There is a surface defined by setting implicit function g(x)=0, where x is a 3 by 1 column vector, denoting a point on the surface;

3X1 vector $$\nabla$$g(x) is the Gradient(surface normal at point x;

3X3 matrix H(g(x)) = $$\nabla^2$$(g(x)) is the Hessian Matrix;

3X3X3 tensor $$\nabla^3g(\bold{x})$$ is $$\frac{\partial \bold{H}}{\partial \bold{x}}$$

The goal is to find $${\color{red}\frac{\partial (det(\bold{H}))}{\partial \bold{x}}}$$ ; which should be a 3X1 vector since the determinant of H is a scalar.

I found the formula for calculating the derivative of the determinant of a square matrix with respect to itself at (http://en.wikipedia.org/wiki/Matrix_calculus" [Broken]), which in my case here is a 3X3 matrix.

$$\frac{\partial (det(\bold{H}))}{\partial \bold{H}}=det(\bold{H})\cdot\bold{H}^-^1}$$

But what I want is the derivative with respect to that point x, not with respect to the matrix itself in the conventional sense.

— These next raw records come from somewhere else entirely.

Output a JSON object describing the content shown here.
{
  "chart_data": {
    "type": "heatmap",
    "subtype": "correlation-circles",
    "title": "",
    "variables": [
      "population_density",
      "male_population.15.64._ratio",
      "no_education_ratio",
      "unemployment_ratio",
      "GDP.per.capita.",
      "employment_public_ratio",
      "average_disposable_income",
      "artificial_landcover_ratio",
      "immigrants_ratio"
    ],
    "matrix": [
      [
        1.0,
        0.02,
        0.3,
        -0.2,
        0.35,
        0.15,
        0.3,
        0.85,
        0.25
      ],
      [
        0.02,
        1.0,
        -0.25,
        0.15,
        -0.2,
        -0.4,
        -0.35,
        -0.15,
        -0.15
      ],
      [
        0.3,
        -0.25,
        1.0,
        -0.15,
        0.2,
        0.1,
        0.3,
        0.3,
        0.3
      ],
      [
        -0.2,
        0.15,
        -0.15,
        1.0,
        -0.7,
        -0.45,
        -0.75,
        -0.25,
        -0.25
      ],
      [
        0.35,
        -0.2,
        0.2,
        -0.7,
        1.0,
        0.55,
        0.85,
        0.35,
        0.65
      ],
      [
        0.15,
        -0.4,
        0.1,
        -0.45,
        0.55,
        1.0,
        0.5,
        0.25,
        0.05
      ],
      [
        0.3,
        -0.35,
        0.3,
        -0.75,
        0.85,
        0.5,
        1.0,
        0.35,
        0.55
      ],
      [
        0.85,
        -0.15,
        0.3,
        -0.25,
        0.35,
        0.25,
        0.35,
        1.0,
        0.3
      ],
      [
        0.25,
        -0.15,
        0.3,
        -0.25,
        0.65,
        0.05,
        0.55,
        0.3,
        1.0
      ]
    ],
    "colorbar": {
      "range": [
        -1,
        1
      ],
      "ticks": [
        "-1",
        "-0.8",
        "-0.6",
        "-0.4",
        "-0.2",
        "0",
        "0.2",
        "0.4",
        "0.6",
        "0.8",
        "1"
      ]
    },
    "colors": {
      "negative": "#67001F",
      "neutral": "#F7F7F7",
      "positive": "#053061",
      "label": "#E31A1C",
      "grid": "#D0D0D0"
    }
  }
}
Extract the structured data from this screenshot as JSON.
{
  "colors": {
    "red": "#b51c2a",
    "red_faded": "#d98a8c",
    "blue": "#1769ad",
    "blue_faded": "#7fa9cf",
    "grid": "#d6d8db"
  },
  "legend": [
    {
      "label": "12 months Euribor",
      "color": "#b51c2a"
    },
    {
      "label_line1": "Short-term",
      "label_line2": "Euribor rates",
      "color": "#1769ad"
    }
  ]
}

So I attempted to use chain rule as we do in most cases:

$$\frac{\partial (det(\bold{H}))}{\partial \bold{x}}=\frac{\partial (det(\bold{H}))}{\partial \bold{H}}\cdot\frac{\partial \bold{H}}{\partial \bold{x}}=det(\bold{H})\cdot \underline{\bold{H}^-^1}}\cdot \underline{\underline{\nabla^3 g(\bold{x})}}$$

Now here comes the problem:
$${\color{blue}\bold{H}^-^1}}$$ is a 3X3 matrix and $${\color{blue}\nabla^3g(\bold{x})}$$ is 3X3X3 tensor; their multiplication product is still a 3X3X3 tensor but not the 3X1 vector as expected.

I am pretty sure something must've gone wrong; anybody could tell me where? And how am I supposed to deal with this determinant derivative issue? If for some reason the chain rule doesn't apply here, what rule should I use to get the 3X1 vector?